Dark Horse Brewing Company
- Industry: Alcoholic beverage
- Founded: 1997
- Headquarters: Marshall, Michigan
- Products: Beer
- Owner: Roak Brewing Company
- Website: darkhorsebrewery.com

= Dark Horse Brewery =

Dark Horse Brewing Company is a brewery and tap room in Marshall, Michigan. Its year-round brews include Crooked Tree India Pale Ale, Amber Ale, Raspberry Ale, Reserve Special Black Ale, Boffo Brown Ale, Sapient Trip Ale, and Scotty Karate scotch ale, with several seasonal and experimental brews. The brewery has won several medals at various brewing competitions. Its taproom features 3200+ mugs that fill the ceiling and walls, owned by its mug club members.

==History==
Dark Horse Brewery began as a restaurant owned by Bill Morse. His son Aaron Morse suggested a redesign of the restaurant into a brewpub. The brewpub opened on West Michigan Avenue in Marshall. After converting its brewpub license into a microbrewery license in 1998, the taproom moved in 2000 to S. Kalamazoo Road. In 2010, Dark Horse added a general store that sells merchandise and home brewing supplies.

In early November 2010, the taproom was broken into and the building burned, in a suspected arson. Reconstruction began later that month.

In 2014, a reality show called Dark Horse Nation, featuring the company and its employees, premiered on The History Channel.

In 2019, with $12,018 in unpaid property taxes and $1.5 million in unmet mortgage payments, Dark Horse was purchased by Roak Brewing Co. of Royal Oak, Michigan. In 2021, ROAK Brewing closed its Royal Oak Michigan tap room and brewery and consolidated all of its brewing operations in Marshall, including a separate tap room and kitchen located on the Dark Horse campus.

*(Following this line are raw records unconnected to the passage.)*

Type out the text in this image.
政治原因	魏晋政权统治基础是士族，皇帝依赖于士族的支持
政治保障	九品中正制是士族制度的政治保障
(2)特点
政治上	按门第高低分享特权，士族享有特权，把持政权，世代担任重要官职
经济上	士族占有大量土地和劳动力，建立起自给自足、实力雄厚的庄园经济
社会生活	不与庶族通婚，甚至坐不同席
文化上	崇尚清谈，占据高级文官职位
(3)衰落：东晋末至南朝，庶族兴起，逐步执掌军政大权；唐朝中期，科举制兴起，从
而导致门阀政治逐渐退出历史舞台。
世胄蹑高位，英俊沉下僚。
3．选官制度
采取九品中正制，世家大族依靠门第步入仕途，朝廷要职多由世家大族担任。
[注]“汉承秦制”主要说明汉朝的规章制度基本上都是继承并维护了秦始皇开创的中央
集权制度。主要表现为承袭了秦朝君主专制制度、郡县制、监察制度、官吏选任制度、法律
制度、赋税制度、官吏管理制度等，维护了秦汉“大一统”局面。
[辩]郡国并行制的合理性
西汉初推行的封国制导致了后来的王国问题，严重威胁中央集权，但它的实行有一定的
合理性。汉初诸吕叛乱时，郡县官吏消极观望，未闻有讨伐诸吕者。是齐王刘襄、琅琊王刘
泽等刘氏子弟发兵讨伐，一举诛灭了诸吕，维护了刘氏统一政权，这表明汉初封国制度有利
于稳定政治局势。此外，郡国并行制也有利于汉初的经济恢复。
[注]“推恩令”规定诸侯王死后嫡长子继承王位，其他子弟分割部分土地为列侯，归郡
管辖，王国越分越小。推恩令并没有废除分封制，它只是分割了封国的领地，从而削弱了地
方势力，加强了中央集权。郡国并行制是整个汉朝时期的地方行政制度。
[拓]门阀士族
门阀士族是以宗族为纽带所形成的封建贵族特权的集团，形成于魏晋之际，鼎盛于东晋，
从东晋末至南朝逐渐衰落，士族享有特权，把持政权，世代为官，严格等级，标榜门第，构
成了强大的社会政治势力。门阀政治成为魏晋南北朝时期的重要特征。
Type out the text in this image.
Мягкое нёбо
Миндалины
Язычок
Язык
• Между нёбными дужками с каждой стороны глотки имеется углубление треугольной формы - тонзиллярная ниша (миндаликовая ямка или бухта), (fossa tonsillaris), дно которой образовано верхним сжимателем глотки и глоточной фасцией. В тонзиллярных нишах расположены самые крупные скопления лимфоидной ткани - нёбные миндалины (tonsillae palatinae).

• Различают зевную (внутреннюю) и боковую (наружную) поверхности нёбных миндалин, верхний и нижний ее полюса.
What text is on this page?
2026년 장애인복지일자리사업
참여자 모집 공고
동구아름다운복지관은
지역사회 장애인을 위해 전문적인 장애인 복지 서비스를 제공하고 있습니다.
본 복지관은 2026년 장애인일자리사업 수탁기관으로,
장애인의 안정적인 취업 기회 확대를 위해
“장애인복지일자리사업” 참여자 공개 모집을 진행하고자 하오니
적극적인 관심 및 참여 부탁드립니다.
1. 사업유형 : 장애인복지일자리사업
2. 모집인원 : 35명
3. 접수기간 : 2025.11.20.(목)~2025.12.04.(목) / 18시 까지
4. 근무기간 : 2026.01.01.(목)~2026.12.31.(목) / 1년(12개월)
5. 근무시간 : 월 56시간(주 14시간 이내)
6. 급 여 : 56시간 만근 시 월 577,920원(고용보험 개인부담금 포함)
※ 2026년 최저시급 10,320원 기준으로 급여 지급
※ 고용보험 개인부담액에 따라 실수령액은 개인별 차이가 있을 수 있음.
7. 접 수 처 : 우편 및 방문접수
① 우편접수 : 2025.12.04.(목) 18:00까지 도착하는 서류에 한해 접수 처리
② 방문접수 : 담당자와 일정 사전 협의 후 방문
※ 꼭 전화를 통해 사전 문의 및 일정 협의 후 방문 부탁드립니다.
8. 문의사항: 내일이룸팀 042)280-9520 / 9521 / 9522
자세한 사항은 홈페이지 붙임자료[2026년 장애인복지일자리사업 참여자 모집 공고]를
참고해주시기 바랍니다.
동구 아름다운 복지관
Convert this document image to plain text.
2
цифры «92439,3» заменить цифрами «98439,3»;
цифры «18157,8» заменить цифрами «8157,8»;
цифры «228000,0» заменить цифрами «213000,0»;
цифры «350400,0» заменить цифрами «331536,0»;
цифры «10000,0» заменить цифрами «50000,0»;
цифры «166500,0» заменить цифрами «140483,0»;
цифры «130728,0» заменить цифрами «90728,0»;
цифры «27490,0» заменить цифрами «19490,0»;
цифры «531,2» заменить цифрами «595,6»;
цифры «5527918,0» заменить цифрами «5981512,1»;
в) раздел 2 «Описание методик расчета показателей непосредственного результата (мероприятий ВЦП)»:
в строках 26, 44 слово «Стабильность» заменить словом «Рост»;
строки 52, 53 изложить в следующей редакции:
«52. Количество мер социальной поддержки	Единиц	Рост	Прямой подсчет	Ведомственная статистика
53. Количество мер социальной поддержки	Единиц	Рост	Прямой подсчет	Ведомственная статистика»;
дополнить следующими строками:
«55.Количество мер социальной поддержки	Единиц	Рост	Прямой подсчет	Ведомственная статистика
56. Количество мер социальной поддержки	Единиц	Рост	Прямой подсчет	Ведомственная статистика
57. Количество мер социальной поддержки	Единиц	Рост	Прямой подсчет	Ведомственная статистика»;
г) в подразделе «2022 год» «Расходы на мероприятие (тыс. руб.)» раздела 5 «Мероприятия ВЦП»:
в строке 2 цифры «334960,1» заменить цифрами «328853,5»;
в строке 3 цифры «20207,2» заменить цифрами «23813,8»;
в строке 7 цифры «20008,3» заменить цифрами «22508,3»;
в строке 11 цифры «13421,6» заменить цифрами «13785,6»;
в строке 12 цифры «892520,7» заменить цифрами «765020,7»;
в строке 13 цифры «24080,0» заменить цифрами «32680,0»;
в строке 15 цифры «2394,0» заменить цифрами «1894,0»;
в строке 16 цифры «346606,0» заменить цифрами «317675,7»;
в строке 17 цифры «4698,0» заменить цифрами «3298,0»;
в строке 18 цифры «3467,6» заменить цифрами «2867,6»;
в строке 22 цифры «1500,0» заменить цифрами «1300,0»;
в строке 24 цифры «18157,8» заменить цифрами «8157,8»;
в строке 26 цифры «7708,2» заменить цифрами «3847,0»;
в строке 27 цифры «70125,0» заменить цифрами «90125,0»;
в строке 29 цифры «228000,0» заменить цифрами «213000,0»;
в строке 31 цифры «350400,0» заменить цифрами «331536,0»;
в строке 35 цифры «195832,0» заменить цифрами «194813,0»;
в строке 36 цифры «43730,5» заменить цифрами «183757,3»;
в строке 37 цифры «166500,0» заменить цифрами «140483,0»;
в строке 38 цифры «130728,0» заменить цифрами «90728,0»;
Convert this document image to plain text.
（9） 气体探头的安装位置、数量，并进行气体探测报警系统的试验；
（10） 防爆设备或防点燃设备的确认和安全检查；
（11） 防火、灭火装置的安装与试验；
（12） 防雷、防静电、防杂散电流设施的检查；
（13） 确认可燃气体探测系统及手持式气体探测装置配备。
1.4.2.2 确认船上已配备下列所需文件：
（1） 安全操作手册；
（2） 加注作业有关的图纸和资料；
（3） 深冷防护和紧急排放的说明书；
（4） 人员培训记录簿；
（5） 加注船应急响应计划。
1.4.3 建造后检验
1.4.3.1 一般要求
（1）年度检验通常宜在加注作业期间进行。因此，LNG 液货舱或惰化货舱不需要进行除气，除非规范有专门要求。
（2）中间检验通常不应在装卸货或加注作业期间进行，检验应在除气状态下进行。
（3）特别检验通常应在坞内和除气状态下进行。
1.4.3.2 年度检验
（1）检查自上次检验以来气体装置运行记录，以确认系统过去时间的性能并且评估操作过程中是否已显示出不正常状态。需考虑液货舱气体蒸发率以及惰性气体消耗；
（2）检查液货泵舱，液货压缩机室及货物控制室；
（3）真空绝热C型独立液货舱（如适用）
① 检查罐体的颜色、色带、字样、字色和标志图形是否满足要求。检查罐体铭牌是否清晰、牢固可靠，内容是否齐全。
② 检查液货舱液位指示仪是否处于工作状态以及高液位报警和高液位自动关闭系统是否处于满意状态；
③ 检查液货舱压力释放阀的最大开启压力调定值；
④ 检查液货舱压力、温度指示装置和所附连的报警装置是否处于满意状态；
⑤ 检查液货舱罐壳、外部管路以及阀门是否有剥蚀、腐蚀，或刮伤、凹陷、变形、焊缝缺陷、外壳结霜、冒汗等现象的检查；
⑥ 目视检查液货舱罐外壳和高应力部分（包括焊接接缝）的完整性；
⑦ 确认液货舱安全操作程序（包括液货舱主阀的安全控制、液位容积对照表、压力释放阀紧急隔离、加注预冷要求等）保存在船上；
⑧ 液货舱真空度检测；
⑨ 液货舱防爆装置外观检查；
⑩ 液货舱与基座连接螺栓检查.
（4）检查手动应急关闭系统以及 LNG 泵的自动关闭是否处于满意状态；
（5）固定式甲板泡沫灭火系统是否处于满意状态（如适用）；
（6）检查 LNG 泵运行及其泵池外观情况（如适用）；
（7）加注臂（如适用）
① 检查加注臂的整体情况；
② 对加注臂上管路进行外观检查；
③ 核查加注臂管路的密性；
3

In 2024, ROAK was acquired by Benchmark Beverage Company out of Livonia. In February of 2025, Benchmark also acquired Brew Detroit, who had recently closed their taproom in Detroit's Corktown neighborhood. Benchmark stated that they would brew five of Brew Detroit's flagship beers at the Marshall facility, and that they would be available on tap there alongside beers from Dark Horse and ROAK.

==Awards==
The craft beer-rating website RateBeer ranked Dark Horse 29th in its 2013 list of Best Brewers in the World.